Former Harvard Law School professor Toby Merrill, who currently serves as President Biden’s Deputy General Counsel for the U.S. Department of Education, claims: “The Constitution gave Congress the authority to control property of the government, like debts owed to it.” Congress, she claims, granted the Secretary of Education, who works for the president, “unrestricted authority to create and to cancel or modify debt owed under federal student loan programs.”
However, two recently decided US Supreme Court may call into question the President’s position.
In September 2020, the CDC ordered a nationwide eviction moratorium, deeming this measure necessary to achieve its goal of limiting the spread of the Coronavirus. It was renewed a year later. In Alabama Association of Realtors v. Department of Health and Human Services, the Supreme Court held that the CDC lacked the authority to issue the eviction moratorium without congressional approval. According to the Court: “It is up to Congress, not the CDC, to decide whether the public interest merits further action here.”
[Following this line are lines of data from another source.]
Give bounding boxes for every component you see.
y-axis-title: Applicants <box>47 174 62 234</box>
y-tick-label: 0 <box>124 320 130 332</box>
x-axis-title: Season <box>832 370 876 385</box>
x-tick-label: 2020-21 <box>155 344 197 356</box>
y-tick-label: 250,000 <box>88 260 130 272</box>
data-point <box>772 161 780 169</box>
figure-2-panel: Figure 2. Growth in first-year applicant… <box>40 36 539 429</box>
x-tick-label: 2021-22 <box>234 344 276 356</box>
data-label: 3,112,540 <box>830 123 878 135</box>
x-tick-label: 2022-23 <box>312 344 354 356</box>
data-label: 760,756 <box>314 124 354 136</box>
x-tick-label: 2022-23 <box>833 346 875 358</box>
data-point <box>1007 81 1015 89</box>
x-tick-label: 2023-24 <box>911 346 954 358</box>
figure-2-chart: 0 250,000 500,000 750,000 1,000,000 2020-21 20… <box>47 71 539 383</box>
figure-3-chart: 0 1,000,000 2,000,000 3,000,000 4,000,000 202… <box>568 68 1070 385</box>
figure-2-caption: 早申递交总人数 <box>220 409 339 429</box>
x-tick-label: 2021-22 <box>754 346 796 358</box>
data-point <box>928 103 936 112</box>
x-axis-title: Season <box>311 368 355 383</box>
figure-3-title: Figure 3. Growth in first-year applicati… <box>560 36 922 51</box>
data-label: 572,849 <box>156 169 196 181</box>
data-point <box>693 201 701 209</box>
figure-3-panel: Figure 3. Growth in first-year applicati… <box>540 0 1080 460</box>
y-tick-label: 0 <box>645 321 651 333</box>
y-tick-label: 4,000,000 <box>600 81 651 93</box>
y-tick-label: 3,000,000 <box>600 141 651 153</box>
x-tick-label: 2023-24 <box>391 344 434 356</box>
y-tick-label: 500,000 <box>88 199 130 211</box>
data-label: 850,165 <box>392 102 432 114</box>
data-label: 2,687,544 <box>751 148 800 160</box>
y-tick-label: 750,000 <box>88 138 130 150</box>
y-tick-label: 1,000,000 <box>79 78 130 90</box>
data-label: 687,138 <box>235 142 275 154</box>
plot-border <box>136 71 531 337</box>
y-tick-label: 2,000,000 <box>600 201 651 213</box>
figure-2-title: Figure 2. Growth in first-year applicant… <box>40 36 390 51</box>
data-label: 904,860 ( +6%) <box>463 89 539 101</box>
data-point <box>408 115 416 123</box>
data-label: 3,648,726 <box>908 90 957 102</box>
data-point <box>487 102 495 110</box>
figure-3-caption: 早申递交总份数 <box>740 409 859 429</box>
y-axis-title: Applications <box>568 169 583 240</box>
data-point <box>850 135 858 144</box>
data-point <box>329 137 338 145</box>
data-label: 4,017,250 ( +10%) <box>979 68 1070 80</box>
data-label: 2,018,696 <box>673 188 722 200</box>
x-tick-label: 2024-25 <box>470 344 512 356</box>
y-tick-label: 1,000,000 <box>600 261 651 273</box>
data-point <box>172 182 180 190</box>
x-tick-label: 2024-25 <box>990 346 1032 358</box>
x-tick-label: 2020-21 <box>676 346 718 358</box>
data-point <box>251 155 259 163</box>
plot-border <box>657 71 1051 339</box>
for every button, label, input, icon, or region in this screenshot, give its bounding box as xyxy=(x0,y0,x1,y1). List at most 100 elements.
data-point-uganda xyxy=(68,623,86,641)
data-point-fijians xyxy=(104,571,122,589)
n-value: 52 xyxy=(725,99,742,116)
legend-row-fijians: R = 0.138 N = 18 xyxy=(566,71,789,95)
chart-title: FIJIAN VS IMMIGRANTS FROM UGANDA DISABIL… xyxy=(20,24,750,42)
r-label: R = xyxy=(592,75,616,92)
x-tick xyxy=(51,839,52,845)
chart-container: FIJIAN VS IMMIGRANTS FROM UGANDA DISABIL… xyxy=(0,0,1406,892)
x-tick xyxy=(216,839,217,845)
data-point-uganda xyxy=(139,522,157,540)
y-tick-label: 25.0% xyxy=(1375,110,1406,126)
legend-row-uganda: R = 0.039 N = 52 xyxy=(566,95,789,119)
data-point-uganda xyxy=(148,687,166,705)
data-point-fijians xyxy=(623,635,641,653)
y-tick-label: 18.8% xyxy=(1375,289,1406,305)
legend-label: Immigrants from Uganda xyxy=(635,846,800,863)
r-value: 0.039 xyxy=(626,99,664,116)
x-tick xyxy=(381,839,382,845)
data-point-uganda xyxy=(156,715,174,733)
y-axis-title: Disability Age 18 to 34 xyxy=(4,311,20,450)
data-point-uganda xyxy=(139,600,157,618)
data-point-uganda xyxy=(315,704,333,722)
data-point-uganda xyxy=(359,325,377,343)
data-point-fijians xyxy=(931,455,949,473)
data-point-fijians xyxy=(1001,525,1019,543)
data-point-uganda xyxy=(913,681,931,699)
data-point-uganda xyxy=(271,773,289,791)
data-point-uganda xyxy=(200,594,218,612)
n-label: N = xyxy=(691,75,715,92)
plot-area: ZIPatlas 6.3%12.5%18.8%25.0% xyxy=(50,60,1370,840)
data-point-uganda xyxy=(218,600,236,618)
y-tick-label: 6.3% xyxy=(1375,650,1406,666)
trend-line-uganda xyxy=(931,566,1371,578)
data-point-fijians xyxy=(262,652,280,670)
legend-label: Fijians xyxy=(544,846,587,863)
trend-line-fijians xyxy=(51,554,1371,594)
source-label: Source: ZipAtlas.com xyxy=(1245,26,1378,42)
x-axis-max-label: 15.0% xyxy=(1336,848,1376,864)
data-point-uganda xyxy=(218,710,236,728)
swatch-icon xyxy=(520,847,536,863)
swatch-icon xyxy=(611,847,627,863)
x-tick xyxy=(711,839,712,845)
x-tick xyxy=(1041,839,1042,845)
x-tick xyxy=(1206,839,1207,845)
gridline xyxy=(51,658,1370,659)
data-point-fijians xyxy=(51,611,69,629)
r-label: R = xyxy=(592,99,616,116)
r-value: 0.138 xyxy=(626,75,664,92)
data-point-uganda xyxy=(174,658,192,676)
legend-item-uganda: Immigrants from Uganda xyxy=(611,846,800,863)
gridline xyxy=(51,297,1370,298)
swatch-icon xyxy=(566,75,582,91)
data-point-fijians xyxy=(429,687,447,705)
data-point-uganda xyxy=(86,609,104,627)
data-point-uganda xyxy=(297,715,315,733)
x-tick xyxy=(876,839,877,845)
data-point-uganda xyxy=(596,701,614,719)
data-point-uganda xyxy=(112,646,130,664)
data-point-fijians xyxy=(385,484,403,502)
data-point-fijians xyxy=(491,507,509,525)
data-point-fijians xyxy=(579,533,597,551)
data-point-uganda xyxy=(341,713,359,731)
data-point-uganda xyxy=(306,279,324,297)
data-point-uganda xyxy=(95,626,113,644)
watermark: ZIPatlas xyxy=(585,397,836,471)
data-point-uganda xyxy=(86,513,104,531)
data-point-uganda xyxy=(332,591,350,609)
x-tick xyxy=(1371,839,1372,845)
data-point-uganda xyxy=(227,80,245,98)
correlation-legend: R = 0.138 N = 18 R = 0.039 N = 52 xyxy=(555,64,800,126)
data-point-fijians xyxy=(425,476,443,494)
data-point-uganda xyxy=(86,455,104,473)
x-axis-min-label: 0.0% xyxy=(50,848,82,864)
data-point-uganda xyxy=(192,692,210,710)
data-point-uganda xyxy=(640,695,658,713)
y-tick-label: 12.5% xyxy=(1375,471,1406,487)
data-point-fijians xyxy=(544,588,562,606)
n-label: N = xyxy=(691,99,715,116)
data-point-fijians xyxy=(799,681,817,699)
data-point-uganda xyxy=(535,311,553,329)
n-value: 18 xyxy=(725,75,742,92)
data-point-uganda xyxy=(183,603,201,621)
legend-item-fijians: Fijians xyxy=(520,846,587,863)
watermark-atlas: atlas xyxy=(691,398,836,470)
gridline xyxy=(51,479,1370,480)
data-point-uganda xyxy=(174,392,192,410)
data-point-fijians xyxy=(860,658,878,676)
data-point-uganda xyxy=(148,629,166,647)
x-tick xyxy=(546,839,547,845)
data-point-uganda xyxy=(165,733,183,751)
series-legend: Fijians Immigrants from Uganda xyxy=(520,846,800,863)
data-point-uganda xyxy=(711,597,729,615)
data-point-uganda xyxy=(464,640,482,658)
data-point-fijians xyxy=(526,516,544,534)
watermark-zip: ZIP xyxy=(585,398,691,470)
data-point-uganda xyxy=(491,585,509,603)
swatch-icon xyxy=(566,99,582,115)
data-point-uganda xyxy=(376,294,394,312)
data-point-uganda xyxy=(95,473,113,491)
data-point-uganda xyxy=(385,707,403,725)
Similarly, the Environmental Protection Agency promulgated the Affordable Clean Energy Rule, which established emission guidelines to address greenhouse gas emissions from existing coal-fired power plants. The North American Coal Corporation challenged the EPA’s authority to so broadly regulate greenhouse gas emissions. In West Virginia v. EPA, the Supreme Court struck down the climate control regulations, ruling that the Constitution does not allow the President to evade Congress in taking major action with large political and economic and significance. As the Court explained, Congress did not grant the EPA the authority to devise emissions caps the way it did under the Clean Power Plan.
While neither case was strictly about spending power, both cases limited agency action because the Court rules that they were supposed to be left to Congress.
While we don’t know exactly how the courts will rule, these recent trends seem to indicate that the President’s loan forgiveness initiative may be ruled beyond the scope of the President’s power; that is, if anyone manages to show standing to challenge it.